Gulden pressed Halford on how First Contact could be exempt from regulations when state law limits the exemption to nonprofits that don’t receive state or federal funding. Although First Contact got a $1.5 million grant from the N.C. General Assembly, “the state does not fund us on a continual basis,” Halford said. “The funding we got was for the purchase of a facility and not an ongoing funding.” The nonprofit also got a separate $500,000 grant from the state. Halford later said the exemption comes from a separate section of the law that excludes 24-hour nonprofit facilities that provide shelter and recovery from alcohol and other drug addictions through a 12-step program, self-help, peer role modeling and self-governing.

Testifying for the opponents, an Asheville-based substance abuse counselor, clinical addiction specialist and licensed clinical mental health counselor said that a client who left the facility before completing treatment could walk on the road. The counselor, Beverly Barnes, testified that people leave residential treatment programs under a variety of circumstances. Granting objections by Jones and Noor, the zoning board barred Barnes from testifying about what might happen at the Fork Creek Road center.

Mark Teague, owner of J.M. Teague Engineering & Planning in Waynesville, testified for the opponents about his company’s study of Fork Creek Road, a 20-feet wide roadway with shoulders from zero to 5 feet wide, no sidewalks and low traffic volume — 90 cars a day. The report concluded that “if pedestrians were on that road that it would create a risk to the pedestrian and the traveling public.”

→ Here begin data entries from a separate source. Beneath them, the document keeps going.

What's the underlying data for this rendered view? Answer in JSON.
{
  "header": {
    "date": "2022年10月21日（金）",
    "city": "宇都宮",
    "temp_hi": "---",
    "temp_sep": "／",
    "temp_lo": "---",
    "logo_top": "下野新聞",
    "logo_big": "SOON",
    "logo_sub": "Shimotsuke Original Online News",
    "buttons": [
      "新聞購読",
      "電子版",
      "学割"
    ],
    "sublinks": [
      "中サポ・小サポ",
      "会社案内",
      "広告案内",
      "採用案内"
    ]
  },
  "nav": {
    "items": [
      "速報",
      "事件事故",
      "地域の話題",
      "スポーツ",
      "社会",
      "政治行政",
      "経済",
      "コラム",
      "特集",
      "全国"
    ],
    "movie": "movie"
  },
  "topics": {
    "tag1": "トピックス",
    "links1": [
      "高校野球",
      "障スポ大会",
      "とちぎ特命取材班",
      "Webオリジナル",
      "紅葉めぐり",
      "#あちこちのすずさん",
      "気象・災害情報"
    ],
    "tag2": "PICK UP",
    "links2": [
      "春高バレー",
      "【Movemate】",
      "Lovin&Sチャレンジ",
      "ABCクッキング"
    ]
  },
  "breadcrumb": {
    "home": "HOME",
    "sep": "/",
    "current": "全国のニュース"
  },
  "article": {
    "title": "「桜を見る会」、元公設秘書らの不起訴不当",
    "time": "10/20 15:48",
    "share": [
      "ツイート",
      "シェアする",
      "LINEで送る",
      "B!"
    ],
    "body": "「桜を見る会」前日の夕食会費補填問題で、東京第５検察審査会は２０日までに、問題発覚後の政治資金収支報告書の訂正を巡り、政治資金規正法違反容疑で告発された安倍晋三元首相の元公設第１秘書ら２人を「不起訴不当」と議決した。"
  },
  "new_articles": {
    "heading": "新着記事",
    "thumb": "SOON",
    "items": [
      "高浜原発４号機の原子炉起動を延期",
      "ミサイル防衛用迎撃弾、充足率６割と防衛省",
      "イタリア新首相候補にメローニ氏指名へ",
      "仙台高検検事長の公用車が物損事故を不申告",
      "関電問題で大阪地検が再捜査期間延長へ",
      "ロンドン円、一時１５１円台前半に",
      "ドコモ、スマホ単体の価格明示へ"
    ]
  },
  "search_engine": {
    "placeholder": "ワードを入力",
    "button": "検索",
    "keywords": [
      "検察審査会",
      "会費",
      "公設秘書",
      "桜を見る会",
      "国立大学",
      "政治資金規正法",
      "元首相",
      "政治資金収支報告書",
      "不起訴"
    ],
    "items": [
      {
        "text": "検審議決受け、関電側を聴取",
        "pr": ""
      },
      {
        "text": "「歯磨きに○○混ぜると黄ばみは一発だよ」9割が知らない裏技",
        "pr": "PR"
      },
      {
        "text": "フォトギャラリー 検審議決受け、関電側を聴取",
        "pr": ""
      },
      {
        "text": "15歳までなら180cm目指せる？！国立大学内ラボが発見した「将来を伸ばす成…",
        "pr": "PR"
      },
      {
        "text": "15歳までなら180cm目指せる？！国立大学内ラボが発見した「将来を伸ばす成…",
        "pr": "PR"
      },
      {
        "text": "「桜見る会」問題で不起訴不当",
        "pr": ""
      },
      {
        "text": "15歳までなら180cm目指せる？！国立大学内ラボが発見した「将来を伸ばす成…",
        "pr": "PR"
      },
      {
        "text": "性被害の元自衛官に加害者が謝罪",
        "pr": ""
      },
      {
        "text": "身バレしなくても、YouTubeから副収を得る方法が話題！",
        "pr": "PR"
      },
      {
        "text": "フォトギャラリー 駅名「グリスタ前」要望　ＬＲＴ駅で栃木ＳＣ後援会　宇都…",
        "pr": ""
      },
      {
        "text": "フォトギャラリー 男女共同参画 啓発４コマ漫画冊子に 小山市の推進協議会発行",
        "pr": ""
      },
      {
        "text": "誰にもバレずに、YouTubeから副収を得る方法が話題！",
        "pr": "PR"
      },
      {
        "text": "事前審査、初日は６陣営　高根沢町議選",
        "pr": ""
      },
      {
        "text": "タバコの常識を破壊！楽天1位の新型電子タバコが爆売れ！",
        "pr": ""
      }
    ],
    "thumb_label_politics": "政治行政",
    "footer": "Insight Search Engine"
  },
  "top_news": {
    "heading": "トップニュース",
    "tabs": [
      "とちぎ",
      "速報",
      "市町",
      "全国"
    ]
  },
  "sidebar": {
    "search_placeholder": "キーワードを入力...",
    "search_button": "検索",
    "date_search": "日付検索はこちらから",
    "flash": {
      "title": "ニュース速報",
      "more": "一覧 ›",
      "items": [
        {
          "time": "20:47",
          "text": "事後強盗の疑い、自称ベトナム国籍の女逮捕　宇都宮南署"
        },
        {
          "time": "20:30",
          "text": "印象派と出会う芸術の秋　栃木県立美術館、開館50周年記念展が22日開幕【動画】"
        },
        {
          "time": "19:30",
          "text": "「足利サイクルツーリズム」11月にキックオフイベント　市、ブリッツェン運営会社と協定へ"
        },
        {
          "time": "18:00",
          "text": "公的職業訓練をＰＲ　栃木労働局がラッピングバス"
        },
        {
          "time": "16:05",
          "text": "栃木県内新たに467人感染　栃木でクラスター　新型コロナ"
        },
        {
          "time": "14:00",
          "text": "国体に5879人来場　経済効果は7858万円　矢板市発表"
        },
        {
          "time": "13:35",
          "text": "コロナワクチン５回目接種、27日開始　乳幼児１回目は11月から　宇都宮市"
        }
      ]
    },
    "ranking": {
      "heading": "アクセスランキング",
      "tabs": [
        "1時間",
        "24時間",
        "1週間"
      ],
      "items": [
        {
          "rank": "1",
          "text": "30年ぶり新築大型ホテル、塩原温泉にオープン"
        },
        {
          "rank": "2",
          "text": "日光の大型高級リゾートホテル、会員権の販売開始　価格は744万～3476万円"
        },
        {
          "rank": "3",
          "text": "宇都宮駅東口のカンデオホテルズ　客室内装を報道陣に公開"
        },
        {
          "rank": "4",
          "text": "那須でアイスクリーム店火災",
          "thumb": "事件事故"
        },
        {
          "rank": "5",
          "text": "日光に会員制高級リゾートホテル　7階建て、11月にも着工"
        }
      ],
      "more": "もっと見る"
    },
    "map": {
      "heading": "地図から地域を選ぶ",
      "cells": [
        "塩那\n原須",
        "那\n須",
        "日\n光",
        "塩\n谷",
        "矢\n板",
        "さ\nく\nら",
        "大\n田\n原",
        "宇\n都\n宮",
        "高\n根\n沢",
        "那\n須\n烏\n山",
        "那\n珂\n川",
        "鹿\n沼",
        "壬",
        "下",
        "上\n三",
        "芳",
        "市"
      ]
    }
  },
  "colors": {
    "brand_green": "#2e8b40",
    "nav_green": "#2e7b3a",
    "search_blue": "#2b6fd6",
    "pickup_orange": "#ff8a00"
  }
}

Board member Mark Casoria asked what would happen if the landowner instead decided to build 27 homes on the property, which the current zoning allows. Teague responded that, given the rule of thumb of 10 trips a day per household, the development would generate 270 trips daily.

The final witness for the opponents was Bennie Waller, who holds doctorate degrees in finance and management information systems as well as a license in real estate and a teaching focus on appraising. A specialist in how disruptive uses affect property values, Waller was hired to testify about drug rehab centers’ effect on the value of neighboring properties. But Dr. Waller’s planned testimony fizzled out when the board established that he was not a licensed real estate appraiser and ruled that he could not offer an opinion on the Saluda project.

“My concern is he has no experience in North Carolina, certainly not Henderson County,” board Chair Steve Dozier said.

Waller then became combative, calling Dozier’s objection “the worst answer you could have made” and ripping the board’s actions as “smoke and mirrors.”

With more witnesses still to call plus closing arguments and the zoning board’s deliberations on the permit request, board members, First Contact and the objectors agreed to halt the hearing and reconvene at 4 p.m. Monday, Nov. 21.